Getting started with API authorization (sending a key)

[Dave Baker]

I would like to use the REST API so that I can access some data in JSON format for use by another program.

My community is running at https://benefitslink.com/boards/index.php -- all pages on the site served via https://

phpinfo shows my Server API as "Apache 2.0 Handler"

I have used the AdminCP to create an API key for the /core/hello endpoint: 3cf4f10cf064294489aa2b32471afd68

I set the endpoint permissions for that key so that System -> Hello has both checkboxes checked: Access and Log.

I had trouble determining, from the REST API documentation at https://invisioncommunity.com/developers/rest-api , how to successfully call this endpoint.

When I used https://3cf4f10cf064294489aa2b32471afd68:@benefitslink.com/boards/api/core/hello the result was "404 page not found."

When I used https://benefitslink.com/boards/api/core/hello?key=3cf4f10cf064294489aa2b32471afd68 I got "404 page not found."

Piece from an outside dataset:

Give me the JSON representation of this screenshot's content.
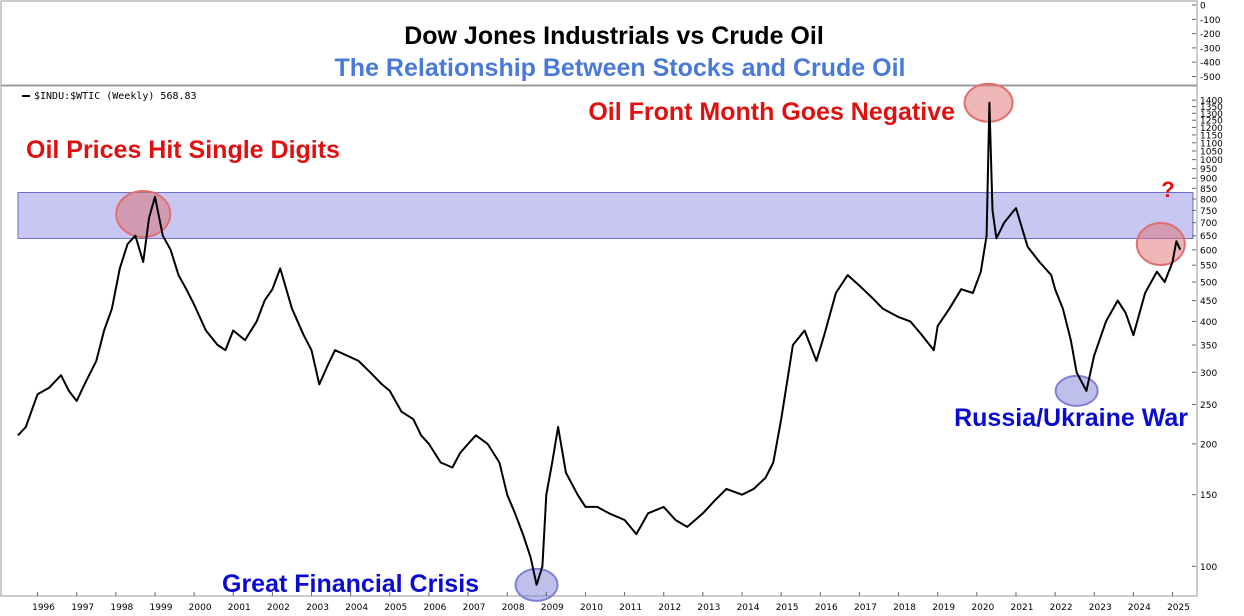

When I used https://benefitslink.com/boards/api/index.php?key=3cf4f10cf064294489aa2b32471afd68 , I got a JSON response on-screen: 

{
    "errorCode": "2S290\/6",
    "errorMessage": "NO_API_KEY"
}
When I used the AdminCP to check the log for this key, I saw no log entries.

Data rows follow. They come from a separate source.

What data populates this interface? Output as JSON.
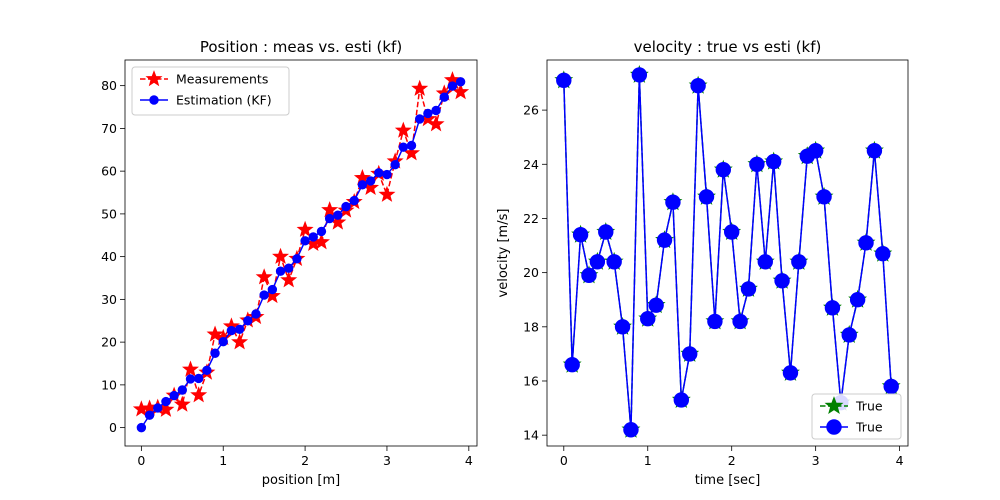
{
  "chart_data": [
    {
      "type": "line",
      "title": "Position : meas vs. esti (kf)",
      "xlabel": "position [m]",
      "ylabel": "",
      "xlim": [
        -0.2,
        4.1
      ],
      "ylim": [
        -4.3,
        86
      ],
      "xticks": [
        0,
        1,
        2,
        3,
        4
      ],
      "yticks": [
        0,
        10,
        20,
        30,
        40,
        50,
        60,
        70,
        80
      ],
      "legend": "upper-left",
      "x": [
        0.0,
        0.1,
        0.2,
        0.3,
        0.4,
        0.5,
        0.6,
        0.7,
        0.8,
        0.9,
        1.0,
        1.1,
        1.2,
        1.3,
        1.4,
        1.5,
        1.6,
        1.7,
        1.8,
        1.9,
        2.0,
        2.1,
        2.2,
        2.3,
        2.4,
        2.5,
        2.6,
        2.7,
        2.8,
        2.9,
        3.0,
        3.1,
        3.2,
        3.3,
        3.4,
        3.5,
        3.6,
        3.7,
        3.8,
        3.9
      ],
      "series": [
        {
          "name": "Measurements",
          "color": "#ff0000",
          "linestyle": "dashed",
          "marker": "star",
          "values": [
            4.3,
            4.5,
            4.7,
            4.2,
            7.5,
            5.4,
            13.6,
            7.6,
            12.9,
            21.8,
            21.0,
            23.7,
            20.0,
            25.1,
            25.9,
            35.2,
            30.8,
            40.0,
            34.5,
            39.5,
            46.3,
            43.0,
            43.4,
            50.9,
            48.0,
            50.8,
            52.8,
            58.4,
            56.1,
            59.4,
            54.5,
            62.3,
            69.5,
            64.2,
            79.3,
            72.2,
            71.0,
            78.2,
            81.3,
            78.5
          ]
        },
        {
          "name": "Estimation (KF)",
          "color": "#0000ff",
          "linestyle": "solid",
          "marker": "circle",
          "values": [
            0.0,
            2.9,
            4.6,
            6.1,
            7.5,
            8.8,
            11.4,
            11.5,
            13.4,
            17.4,
            20.1,
            22.7,
            23.0,
            25.0,
            26.6,
            31.0,
            32.3,
            36.6,
            37.3,
            39.5,
            43.7,
            44.6,
            45.9,
            48.9,
            49.7,
            51.7,
            53.1,
            56.8,
            57.7,
            59.6,
            59.2,
            61.5,
            65.6,
            66.0,
            72.2,
            73.5,
            74.2,
            77.3,
            79.9,
            80.9
          ]
        }
      ]
    },
    {
      "type": "line",
      "title": "velocity : true vs esti (kf)",
      "xlabel": "time [sec]",
      "ylabel": "velocity [m/s]",
      "xlim": [
        -0.2,
        4.1
      ],
      "ylim": [
        13.6,
        27.85
      ],
      "xticks": [
        0,
        1,
        2,
        3,
        4
      ],
      "yticks": [
        14,
        16,
        18,
        20,
        22,
        24,
        26
      ],
      "legend": "lower-right",
      "x": [
        0.0,
        0.1,
        0.2,
        0.3,
        0.4,
        0.5,
        0.6,
        0.7,
        0.8,
        0.9,
        1.0,
        1.1,
        1.2,
        1.3,
        1.4,
        1.5,
        1.6,
        1.7,
        1.8,
        1.9,
        2.0,
        2.1,
        2.2,
        2.3,
        2.4,
        2.5,
        2.6,
        2.7,
        2.8,
        2.9,
        3.0,
        3.1,
        3.2,
        3.3,
        3.4,
        3.5,
        3.6,
        3.7,
        3.8,
        3.9
      ],
      "series": [
        {
          "name": "True",
          "color": "#008000",
          "linestyle": "dashed",
          "marker": "star",
          "values": [
            27.1,
            16.6,
            21.4,
            19.9,
            20.4,
            21.5,
            20.4,
            18.0,
            14.2,
            27.3,
            18.3,
            18.8,
            21.2,
            22.6,
            15.3,
            17.0,
            26.9,
            22.8,
            18.2,
            23.8,
            21.5,
            18.2,
            19.4,
            24.0,
            20.4,
            24.1,
            19.7,
            16.3,
            20.4,
            24.3,
            24.5,
            22.8,
            18.7,
            15.2,
            17.7,
            19.0,
            21.1,
            24.5,
            20.7,
            15.8
          ]
        },
        {
          "name": "True",
          "color": "#0000ff",
          "linestyle": "solid",
          "marker": "circle",
          "values": [
            27.1,
            16.6,
            21.4,
            19.9,
            20.4,
            21.5,
            20.4,
            18.0,
            14.2,
            27.3,
            18.3,
            18.8,
            21.2,
            22.6,
            15.3,
            17.0,
            26.9,
            22.8,
            18.2,
            23.8,
            21.5,
            18.2,
            19.4,
            24.0,
            20.4,
            24.1,
            19.7,
            16.3,
            20.4,
            24.3,
            24.5,
            22.8,
            18.7,
            15.2,
            17.7,
            19.0,
            21.1,
            24.5,
            20.7,
            15.8
          ]
        }
      ]
    }
  ]
}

I eventually solved my problem by adding these lines to the Apache config file:

    <Directory /www/sites/benefitslink.com/boards/api>

        # From https://devhacksandgoodies.wordpress.com/2014/06/27/apache-pass-authorization-header-to-phps-_serverhttp_authorization/
        #
        SetEnvIf Authorization "(.*)" HTTP_AUTHORIZATION=$1
    </Directory>

The more interesting endpoint for my application is /forums/topics so I find that I am able to use Perl's LWP::UserAgent to make a call to 

https://3cf4f10cf064294489aa2b32471afd68:@benefitslink.com/boards/api/index.php?forums/topics&sortBy=date&sortDir=desc&page=1

and I am getting back a nice JSON representation of all of the expected fields and values for the /forums/topics endpoint, as described in the REST API documentation for that endpoint.

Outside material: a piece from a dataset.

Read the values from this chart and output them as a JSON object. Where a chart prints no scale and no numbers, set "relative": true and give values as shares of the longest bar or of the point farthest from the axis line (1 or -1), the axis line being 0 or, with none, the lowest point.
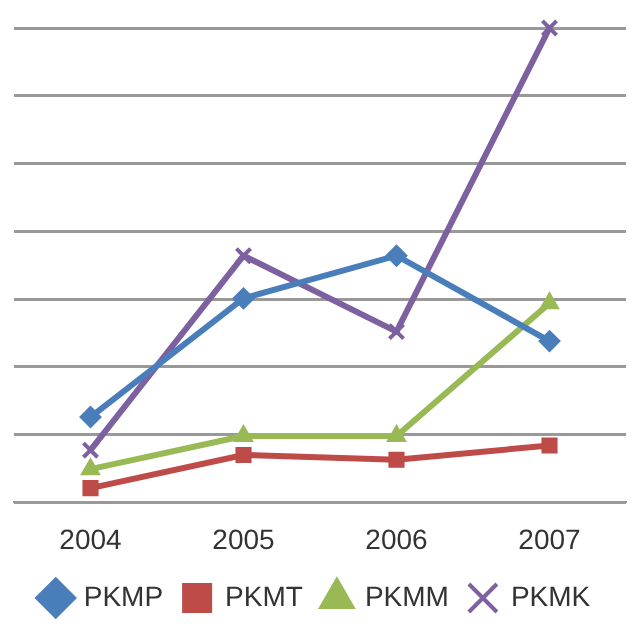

But I'm not sure why I need to use a URL like /api/index.php?forums/topics rather than something like /api/forums/topics?sortBy=date&sortDir=desc&page=1 -- the example in https://invisioncommunity.com/developers/rest-api is  

http://www.example.com/api/core/hello?key={apiKeyHere}

Could you please tell me why? 

I also would very much appreciate any comments you might have about my authentication solution.
 

[bfarber]

As you are not using mod_rewrite for the rest of the site, it is not used for the API, which explains why you need to use the URL format you are using.

As for the API key, it should be sent in an authorization header typically if you are not using a CGI handler. Without looking at your environment specifically though, I can't say much more. Your solution is the same one employed typically for CGI handlers so I can say that's not an issue.